Originally published 13-May-2021 on LinkedIn
SPACs and SPAC-like transactions (reverse mergers) have been around for years, but SPAC activity in particular has grown immensely in recent years.
No surprise that rapid growth in forming companies with blank checks inevitably draws in less savory characters. Many SPACs started employing celebrities and star athletes (ARod, Serena Williams, Shaq, Jay-Z, Ciara Wilson, to name but a few) to boost SPAC values and get through a transaction more rapidly at higher valuations so founders can sell high and move on.
Much of the mania has passed, however, and many of the more dubious SPACs actually trade for less than the value of cash on hand.
Amidst this drama, why would a private company still seek to become publicly traded this way?
There are plenty of serious SPACs out there doing serious due diligence on serious targets. The right SPAC offering to take a private company public can provide several advantages compared to a traditional IPO route:
Serious SPACs have experienced managers who make the process easier.
Upfront capital has already been committed - the SPAC has funds in trust with PIPEs on the sidelines ready to commit more.
Deadlines are set to close the deal. This part is often criticized, but from the target’s standpoint it’s attractive to know by when a deal has to close.
Valuation expectations have more time to play out. In a traditional IPO, your target price changes constantly until right before the IPO, and even then you don’t know until IPO Day 1 whether your underwriters screwed you over. I’d argue SPACs (legitimate ones like LSAQ) give target companies much greater predictability and comfort as to their valuation, since the valuation is set initially and has several months to play out before shares actually trade on the closed deal.
No free lunch though for the target company- the SPACs take their cut. In LSAQ’s case, the sponsor company that formed it holds over 2 million “founder’s shares” for which they paid $25,000...total...i.e. ~$0.01 per share (common in nearly every SPAC). Those shares are worth $10/share once a deal is closed. The realization of these shares on closing nets a massive gain and effectively dilutes all other shareholders.
I noticed Science 37 helped mitigate this dilution on current Science 37 shareholders by negotiating an earn-out whereby current Science 37 shareholders are issued up to 12.5 million in additional shares if the stock eventually trades up to $20/share within 3 years.
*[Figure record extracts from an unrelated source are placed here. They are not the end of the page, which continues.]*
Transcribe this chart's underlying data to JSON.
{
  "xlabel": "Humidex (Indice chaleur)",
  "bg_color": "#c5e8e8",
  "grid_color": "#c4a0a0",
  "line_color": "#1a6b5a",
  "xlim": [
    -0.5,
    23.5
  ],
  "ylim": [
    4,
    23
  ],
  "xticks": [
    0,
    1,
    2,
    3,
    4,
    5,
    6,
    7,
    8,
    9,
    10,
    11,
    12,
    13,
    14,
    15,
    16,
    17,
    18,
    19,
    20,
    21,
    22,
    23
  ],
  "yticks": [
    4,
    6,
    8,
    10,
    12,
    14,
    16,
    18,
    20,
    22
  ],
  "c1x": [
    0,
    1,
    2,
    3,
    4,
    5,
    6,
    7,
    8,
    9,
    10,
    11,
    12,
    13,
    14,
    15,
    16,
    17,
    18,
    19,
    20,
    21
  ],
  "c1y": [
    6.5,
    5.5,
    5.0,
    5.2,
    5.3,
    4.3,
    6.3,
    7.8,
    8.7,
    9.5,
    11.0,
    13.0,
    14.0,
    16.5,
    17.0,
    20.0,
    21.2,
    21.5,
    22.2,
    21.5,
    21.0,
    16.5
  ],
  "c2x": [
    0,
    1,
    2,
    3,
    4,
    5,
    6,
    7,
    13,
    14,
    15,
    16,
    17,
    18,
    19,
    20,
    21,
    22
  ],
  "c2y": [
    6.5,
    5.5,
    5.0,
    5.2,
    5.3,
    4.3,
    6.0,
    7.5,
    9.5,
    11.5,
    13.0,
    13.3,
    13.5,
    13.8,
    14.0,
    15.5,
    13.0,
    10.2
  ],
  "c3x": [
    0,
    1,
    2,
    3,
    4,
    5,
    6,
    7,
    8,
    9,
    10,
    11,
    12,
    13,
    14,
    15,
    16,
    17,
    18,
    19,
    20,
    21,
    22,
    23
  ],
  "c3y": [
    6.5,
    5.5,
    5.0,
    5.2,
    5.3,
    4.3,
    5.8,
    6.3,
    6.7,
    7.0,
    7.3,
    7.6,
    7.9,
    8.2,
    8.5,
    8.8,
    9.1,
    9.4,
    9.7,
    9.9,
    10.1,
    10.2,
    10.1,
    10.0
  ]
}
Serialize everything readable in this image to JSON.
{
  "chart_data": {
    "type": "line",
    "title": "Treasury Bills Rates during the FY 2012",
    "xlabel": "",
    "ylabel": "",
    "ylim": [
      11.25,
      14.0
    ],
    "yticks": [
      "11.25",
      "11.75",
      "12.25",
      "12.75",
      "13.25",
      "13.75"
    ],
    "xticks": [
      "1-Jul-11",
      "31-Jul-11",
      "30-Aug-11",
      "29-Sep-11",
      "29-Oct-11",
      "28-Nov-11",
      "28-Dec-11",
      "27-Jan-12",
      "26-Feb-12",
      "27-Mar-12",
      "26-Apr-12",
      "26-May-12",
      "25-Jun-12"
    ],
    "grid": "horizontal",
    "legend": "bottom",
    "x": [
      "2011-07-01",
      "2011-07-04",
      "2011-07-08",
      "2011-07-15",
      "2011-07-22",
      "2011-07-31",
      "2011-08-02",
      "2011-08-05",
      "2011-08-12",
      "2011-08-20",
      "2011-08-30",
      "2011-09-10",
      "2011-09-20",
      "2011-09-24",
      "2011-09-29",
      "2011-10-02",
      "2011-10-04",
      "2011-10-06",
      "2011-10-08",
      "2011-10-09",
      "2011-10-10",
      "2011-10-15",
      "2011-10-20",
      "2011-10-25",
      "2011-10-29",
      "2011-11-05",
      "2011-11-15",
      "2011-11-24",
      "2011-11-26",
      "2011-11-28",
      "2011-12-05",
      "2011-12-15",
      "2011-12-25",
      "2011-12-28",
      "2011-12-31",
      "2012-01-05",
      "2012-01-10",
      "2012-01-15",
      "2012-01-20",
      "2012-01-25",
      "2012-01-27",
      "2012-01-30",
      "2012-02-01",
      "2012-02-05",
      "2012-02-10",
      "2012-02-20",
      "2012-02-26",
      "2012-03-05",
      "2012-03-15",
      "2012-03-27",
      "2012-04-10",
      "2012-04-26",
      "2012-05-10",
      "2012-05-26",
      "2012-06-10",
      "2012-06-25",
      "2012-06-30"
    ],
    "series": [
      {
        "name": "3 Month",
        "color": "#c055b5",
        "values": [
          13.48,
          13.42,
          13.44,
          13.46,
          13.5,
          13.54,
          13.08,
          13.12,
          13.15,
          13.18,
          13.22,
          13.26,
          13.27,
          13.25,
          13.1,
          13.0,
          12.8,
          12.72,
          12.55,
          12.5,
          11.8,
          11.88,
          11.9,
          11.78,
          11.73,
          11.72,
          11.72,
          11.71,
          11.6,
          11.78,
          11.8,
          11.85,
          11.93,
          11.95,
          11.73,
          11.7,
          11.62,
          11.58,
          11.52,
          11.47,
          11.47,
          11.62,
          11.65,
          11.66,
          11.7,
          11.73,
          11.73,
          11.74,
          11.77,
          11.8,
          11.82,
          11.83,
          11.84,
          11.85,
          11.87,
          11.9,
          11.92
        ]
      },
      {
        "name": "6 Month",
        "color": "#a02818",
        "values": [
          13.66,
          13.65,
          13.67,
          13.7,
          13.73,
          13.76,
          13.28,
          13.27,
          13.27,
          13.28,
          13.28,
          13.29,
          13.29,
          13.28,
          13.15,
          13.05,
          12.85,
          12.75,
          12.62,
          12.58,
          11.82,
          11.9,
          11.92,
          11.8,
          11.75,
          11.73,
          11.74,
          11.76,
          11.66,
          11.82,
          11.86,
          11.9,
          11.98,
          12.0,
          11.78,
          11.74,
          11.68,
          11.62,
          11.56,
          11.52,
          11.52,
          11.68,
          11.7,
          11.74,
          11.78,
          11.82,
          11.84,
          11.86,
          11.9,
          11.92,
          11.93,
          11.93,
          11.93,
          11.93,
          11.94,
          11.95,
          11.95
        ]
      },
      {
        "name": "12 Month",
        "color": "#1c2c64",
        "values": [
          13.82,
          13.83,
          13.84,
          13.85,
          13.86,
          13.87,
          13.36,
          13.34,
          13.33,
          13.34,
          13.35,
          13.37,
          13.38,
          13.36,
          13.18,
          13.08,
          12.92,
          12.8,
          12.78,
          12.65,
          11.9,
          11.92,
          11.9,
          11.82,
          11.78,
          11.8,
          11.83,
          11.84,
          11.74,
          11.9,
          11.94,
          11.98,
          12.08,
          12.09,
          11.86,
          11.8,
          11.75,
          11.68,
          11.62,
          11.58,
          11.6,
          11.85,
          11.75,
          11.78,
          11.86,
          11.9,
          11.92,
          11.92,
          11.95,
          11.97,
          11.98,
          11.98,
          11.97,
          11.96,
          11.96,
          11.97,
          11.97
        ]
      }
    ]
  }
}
The combination of $1b+ valuation and additional earn-out potential is a highly attractive proposition for any company, especially in the contract research business.
I hope this helps explain, at a high level at least, why a private company would be attracted to going public via a SPAC merger. I’m fascinated by the Science 37 deal because most industry SPAC deals I’ve seen are on the biotech side, while the contract research companies have gone the traditional IPO route...until now.
Will this start a trend? I think it will. The deal terms are quite favorable to the target company. An unprofitable company is being valued at >$1b, while solidly profitable CROs have recently sold for far small valuations.
How does that valuation make sense? More on that tomorrow…
Disclosure- I have no financial interest in any company mentioned in this post. This post reflects my thoughts and opinions on publicly available information, and is definitely not investment advice!